When you were in school, didn’t you try doing your homework in front of the TV or listening to music. When your parents asked you to focus on your homework, didn’t you say you could do both at the same time?

 
Join the club!

 
But guess what, we were wrong. Our parents were right. Research in neuroscience has proved that the human brain can only think about one idea at a time. Irrespective of the age, gender or the person’s IQ.


Pierce Howard, director of research for the Centre For Applied Cognitive Studies says, ‘Notwithstanding teenagers’ claims that they can do homework in front of the TV, the brain cannot focus on more than one stimulus at a time’. Enough research studies have shown that we can’t multitask. Period!

 
We are biologically incapable of processing attention-rich inputs simultaneously. Have you noticed when you are trying driving and trying to search for a difficult-to-find address, you unconsciously turn down the volume of the radio?

 
Coz, you don’t want anything, including background music, to interrupt your thoughts and search. Bet you didn’t realize this till now!

 
Nobel prize-winning economist Herbert Simon said, ‘Human beings consciously operate largely in serial fashion. The more demanding the task, the more we are single-minded’.
 
Psychologist Edward Hallowell summarized the mental impossibility of multitasking by comparing it to playing tennis with numerous tennis balls at once.

 
I am sure you still think you are an exception and that you had always multitasked in life. And successfully too. Sorry, it’s just an illusion.

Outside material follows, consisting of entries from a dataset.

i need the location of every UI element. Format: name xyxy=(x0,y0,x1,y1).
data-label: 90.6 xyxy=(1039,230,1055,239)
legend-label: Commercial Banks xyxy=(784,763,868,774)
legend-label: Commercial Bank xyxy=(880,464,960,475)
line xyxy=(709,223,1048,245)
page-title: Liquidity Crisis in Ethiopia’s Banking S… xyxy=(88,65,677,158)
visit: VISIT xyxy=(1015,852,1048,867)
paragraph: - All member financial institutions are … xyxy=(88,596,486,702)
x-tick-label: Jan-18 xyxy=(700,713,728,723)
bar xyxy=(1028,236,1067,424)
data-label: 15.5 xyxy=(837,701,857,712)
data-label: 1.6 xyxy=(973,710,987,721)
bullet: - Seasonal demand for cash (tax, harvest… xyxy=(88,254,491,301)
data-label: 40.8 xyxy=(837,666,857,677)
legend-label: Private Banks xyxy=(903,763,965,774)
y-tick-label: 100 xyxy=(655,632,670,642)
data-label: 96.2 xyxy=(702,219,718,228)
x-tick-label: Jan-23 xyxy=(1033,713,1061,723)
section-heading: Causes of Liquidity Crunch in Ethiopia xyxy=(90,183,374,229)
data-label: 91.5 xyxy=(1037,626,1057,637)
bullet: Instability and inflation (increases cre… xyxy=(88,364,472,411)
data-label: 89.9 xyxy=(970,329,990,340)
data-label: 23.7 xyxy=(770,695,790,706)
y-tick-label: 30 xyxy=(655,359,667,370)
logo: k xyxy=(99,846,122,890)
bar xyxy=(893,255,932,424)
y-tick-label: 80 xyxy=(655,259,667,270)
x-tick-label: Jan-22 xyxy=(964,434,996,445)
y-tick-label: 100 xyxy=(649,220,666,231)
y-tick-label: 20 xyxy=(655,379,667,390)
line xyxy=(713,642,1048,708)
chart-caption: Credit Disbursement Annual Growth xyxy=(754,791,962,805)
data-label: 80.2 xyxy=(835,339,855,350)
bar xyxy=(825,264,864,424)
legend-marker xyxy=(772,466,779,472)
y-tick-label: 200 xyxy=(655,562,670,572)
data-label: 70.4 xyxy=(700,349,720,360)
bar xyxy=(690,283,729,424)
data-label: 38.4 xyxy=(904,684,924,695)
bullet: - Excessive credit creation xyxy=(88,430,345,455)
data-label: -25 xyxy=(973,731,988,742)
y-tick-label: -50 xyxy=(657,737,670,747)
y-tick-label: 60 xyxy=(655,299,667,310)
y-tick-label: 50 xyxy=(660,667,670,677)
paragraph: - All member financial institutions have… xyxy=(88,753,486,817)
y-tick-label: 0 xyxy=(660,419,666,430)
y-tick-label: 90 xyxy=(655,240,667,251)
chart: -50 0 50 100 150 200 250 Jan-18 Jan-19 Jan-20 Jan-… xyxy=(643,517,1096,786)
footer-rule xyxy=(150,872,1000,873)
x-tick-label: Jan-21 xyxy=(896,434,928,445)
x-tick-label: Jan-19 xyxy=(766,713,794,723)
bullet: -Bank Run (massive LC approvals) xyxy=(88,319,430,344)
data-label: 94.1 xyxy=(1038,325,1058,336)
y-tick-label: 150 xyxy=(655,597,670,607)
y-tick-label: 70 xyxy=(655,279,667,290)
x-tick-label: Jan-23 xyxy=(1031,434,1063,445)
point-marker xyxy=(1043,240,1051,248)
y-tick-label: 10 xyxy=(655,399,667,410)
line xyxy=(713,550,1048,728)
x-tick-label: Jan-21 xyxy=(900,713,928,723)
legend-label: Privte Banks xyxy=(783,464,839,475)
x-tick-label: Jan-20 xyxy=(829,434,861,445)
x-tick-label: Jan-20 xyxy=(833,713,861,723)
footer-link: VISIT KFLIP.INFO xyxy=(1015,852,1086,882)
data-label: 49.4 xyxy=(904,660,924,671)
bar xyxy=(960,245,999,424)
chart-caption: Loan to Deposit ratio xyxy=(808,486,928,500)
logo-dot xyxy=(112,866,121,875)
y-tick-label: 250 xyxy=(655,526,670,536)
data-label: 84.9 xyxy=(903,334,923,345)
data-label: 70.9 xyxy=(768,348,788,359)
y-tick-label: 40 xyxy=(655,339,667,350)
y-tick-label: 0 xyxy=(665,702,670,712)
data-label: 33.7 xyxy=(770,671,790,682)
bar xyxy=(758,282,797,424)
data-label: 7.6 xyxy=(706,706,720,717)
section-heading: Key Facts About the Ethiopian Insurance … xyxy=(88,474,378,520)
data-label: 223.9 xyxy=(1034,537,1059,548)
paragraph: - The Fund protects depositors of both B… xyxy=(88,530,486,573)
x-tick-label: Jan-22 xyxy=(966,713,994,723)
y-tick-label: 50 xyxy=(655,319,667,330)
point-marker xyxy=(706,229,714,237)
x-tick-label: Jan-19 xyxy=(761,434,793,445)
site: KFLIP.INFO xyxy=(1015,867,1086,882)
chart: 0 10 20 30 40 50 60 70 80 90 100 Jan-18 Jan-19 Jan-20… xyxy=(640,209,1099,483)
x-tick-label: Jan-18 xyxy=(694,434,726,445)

Behavioural scientist Mihaly Csikszentmihalyi sums it eloquently: ‘Humans cannot really successfully multitask, but can rather move attention rapidly from one task to another in quick succession, which only makes us feel as if were actually doing things simultaneously.’

 
Deflates your ego and makes you angry, right?


Come to think of it, you didn’t multitask that either. Your ego was first deflated and that made you angry!

 
Now that you are a parent, if you have trouble asking your kids to focus on their homework without listening to music, sit down with them and explain all these research findings.


And be ready to have the door banged at your face. Remember, that’s exactly what you did when you were a teenager!